A criatividade é um dos pilares na carreira de qualquer músico. A questão é perceber quando é que esta se confunde com plágio. No mundo discográfico, selecionam-se alguns casos sonantes como “Loca” de Shakira ou o grande sucesso de Michael Jackson “Wanna be starting something”.


De acordo com o dicionário português, plágio é o ato de copiar ou assinar uma obra  de outra pessoa,usando partes ou a totalidade e assumindo-a como própria. Numa explicação mais simples, ocorre quando uma pessoa copia o trabalho de alguém sem colocar os créditos do autor original.
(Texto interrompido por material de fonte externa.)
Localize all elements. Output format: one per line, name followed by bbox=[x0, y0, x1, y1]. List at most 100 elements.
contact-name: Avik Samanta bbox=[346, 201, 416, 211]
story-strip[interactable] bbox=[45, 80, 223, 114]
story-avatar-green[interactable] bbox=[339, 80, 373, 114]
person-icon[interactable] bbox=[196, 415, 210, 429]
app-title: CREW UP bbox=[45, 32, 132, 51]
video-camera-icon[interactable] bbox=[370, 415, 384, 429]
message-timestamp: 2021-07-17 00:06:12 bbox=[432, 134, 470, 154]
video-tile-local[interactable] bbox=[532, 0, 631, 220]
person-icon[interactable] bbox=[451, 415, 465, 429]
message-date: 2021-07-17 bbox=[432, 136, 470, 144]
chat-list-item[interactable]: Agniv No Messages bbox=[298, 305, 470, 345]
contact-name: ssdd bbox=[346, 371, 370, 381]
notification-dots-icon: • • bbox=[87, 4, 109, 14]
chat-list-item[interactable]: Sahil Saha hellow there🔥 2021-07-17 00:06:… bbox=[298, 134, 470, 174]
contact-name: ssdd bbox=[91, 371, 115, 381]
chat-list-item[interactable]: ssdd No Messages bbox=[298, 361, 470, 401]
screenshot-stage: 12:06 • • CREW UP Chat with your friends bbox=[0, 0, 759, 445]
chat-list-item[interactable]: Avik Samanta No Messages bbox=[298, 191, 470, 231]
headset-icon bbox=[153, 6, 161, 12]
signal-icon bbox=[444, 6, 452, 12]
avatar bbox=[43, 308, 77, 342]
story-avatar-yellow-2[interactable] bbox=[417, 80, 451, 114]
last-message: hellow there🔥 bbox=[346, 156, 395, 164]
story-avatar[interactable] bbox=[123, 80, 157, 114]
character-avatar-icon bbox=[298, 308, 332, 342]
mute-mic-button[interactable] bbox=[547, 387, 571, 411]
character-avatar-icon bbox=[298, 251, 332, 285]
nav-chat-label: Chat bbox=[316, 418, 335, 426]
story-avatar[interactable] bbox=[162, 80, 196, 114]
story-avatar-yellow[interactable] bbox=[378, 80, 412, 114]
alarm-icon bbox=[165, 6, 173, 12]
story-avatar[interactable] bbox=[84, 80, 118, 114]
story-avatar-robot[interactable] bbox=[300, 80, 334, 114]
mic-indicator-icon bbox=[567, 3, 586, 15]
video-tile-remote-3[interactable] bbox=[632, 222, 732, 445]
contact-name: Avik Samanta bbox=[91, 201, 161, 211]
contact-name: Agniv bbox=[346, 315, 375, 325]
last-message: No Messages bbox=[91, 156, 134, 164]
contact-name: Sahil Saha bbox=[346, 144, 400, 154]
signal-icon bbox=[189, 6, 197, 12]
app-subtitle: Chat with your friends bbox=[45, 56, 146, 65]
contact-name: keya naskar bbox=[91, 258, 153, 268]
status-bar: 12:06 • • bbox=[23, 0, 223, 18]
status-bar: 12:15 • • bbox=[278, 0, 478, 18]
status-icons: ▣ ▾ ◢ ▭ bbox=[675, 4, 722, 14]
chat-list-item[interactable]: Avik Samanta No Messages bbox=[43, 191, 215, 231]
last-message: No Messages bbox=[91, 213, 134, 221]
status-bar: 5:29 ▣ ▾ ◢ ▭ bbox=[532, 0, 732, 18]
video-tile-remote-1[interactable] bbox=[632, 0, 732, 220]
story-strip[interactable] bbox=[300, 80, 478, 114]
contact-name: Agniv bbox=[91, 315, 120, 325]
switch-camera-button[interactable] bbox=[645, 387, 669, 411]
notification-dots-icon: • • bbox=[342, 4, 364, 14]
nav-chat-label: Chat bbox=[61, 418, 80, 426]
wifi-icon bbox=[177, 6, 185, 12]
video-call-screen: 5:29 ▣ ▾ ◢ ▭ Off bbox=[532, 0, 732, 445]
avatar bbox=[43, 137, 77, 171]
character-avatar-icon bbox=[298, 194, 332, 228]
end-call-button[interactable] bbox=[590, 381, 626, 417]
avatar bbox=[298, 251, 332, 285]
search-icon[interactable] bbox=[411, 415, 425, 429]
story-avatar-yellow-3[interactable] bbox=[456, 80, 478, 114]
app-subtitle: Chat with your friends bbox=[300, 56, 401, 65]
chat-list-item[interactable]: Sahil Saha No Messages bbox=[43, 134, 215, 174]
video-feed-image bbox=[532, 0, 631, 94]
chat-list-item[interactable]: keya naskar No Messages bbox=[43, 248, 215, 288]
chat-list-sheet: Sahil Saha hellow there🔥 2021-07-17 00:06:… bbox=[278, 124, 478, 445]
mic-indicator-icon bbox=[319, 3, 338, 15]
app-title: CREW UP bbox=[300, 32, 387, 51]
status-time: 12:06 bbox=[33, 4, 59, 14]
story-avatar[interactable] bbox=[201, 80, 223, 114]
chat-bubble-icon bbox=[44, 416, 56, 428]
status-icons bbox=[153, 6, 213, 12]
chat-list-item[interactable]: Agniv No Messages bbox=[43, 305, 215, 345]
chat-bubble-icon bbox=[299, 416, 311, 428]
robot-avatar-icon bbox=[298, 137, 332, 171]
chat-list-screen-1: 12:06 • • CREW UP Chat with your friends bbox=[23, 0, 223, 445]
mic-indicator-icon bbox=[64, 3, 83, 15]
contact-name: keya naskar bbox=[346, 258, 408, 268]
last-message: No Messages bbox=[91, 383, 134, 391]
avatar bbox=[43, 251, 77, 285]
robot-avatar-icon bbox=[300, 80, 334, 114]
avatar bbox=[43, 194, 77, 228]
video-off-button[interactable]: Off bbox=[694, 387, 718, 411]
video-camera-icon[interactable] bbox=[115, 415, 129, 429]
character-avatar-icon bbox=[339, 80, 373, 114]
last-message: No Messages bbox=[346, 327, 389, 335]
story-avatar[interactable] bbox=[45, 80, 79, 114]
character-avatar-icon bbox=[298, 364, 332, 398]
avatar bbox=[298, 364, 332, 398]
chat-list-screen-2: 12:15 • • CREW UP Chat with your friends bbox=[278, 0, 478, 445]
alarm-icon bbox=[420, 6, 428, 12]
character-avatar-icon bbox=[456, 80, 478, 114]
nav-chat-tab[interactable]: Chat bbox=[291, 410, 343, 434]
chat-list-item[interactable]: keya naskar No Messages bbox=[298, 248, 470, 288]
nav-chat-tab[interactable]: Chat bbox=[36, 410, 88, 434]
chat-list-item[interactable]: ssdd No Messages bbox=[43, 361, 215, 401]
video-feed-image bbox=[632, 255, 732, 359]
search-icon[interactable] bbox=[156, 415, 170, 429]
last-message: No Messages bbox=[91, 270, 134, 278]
Pode existir em qualquer formato artístico.

Na área musical verifica-se plágio quando excertos ou a totalidade de determinadas produções são copiadas por artistas, que a assumem como criação original. Se for essa  a situação, considerada como crime de violação de direitos de autor, a questão tem de ser resolvida em tribunal.

Em 2010, a colombiana Shakira lançou o single “Loca” que se tornou num dos hits do fim do verão daquele ano. Posteriormente a canção foi considerada uma cópia de uma obra de um compositor dominicano Rámon Arias Vásquez. O juiz que analisou o caso entendeu que a versão infringiu direitos de autor.

Michael Jackson usou samples da obra de Dibango, cantor que o acusou de plágio. Consequentemente, o Rei do Pop foi obrigado a pagar pelos direitos de autor.

“Blurred Lines” , de Robin Thicke e Pharell Wiliiams (2013) foi uma outra música que obteve um enorme sucesso. Os cantores foram condenados em tribunal a pagar uma quantia de 7,3 milhões de dólares por terem copiado excertos de “Got to Give it Up” (1977) de Marvin Gaye.

Atualmente, a música é suscetível de se tornar monótona por seguir um padrão regular, por não haver muitos artistas que tenham a ousadia de abandonar a zona de conforto e explorar outros géneros. Por isso a autenticidade deveria e deve ser uma característica inerente a todos os músicos.